How AIBestSkill keeps the AI skills shortlist small.
See how AIBestSkill scans GitHub daily, keeps an approved shortlist, and weighs stars, growth, maintenance, SKILL.md proof, and source excerpts before install.
Why not a big directory
AIBestSkill is a trusted shortlist for AI skills worth installing, not a grab bag of AI tools. The point is what we leave out: many repos get discovered, but only approved objects become public pages.
Why too many skills can make agents worse
Skills change how an agent reads instructions, picks tools, and spends context. Adding a weak skill can make the agent noisier. Adding ten weak skills can make it harder to know what the agent is following.
What gets listed
- Public GitHub repos that behave like reusable agent skills for Claude Code, OpenClaw, Codex, or adjacent workflows.
- New candidates must have an actual SKILL.md and more than 500 GitHub stars before they can enter the public approval path.
- Approved pages need source excerpts, a visible rank signal, recent repo activity, and enough evidence for a real install review.
What we refuse to list
- Generic AI tools with no reusable skill object.
- Private, unverifiable, or marketing-only pages without public source proof.
- Repos that only look hot because of a topic, README wording, or one install command but have no real SKILL.md.
How ranking works
The default rank signal uses GitHub stars, measured star growth, and recent maintenance. Stars give an adoption baseline. Growth shows current momentum. Maintenance keeps stale repos from floating up forever. It is not a safety score.
Why stars, updates, and growth matter
- Stars are imperfect, but they show whether enough developers have noticed the repo to make it worth a closer look.
- Recent updates matter because skills sit inside agent workflows. A repo that has not moved in a long time may still work, but it should not rank like an actively maintained one.

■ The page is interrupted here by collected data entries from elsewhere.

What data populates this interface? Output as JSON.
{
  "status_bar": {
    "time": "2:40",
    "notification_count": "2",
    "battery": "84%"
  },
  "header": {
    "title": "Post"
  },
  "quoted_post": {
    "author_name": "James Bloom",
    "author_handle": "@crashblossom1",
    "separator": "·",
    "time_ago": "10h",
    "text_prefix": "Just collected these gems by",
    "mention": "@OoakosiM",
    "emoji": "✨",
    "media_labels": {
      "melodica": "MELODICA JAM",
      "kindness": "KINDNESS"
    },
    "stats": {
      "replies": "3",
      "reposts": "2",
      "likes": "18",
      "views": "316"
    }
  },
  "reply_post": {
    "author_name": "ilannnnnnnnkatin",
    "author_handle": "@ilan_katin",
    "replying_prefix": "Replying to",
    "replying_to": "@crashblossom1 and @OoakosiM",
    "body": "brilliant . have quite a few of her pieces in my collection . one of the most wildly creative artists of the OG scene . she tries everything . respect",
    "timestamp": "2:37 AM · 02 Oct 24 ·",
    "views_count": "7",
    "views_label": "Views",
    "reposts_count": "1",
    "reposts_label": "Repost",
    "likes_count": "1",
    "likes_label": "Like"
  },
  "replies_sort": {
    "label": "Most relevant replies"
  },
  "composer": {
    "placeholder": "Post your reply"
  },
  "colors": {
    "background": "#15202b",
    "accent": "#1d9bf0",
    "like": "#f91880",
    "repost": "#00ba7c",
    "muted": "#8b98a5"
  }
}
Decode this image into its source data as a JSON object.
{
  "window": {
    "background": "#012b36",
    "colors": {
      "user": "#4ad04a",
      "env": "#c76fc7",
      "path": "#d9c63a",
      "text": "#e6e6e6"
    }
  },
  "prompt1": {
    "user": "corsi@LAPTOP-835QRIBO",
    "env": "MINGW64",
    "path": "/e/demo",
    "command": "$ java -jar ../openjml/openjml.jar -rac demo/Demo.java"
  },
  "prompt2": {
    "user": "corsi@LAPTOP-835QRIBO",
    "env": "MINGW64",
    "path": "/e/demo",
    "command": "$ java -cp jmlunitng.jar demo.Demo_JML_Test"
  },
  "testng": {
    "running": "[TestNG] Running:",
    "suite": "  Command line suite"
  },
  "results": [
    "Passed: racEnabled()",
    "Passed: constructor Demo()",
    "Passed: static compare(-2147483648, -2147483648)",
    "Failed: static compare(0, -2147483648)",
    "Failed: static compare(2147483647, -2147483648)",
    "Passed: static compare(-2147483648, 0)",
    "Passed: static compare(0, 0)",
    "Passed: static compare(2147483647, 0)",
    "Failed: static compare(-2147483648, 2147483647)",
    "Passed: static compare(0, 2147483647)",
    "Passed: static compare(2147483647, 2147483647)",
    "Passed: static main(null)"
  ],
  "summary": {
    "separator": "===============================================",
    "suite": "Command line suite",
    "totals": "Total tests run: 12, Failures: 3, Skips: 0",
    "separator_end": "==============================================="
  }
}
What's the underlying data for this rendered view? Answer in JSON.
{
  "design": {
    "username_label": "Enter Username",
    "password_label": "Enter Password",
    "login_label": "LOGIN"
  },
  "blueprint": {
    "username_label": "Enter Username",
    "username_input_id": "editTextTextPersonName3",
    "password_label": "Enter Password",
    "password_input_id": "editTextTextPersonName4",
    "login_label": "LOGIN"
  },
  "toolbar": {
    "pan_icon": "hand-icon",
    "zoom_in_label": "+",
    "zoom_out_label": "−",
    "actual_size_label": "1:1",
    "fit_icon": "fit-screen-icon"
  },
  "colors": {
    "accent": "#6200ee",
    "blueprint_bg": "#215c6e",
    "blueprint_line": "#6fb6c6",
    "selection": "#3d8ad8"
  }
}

- Growth trend catches the difference between old popularity and current demand. A smaller repo gaining stars quickly can deserve review before a larger repo that has gone quiet.
How channel tags work
Claude Code, Codex, OpenClaw, and AI Agent tags are search and workflow channels. They help people find nearby skills, but they are not compatibility certification. Check the upstream repo before installing.
How evidence works
Detail pages show SKILL.md source proof, selected source excerpts, optional install notes, and related alternatives. Install notes are review aids. They are not a promise that every skill is one-click install-ready.
Daily discovery vs approved public shortlist
The scanner can find candidates every day. Public listing is slower on purpose. Review, the approved manifest, sitemap checks, and QA decide what can be indexed.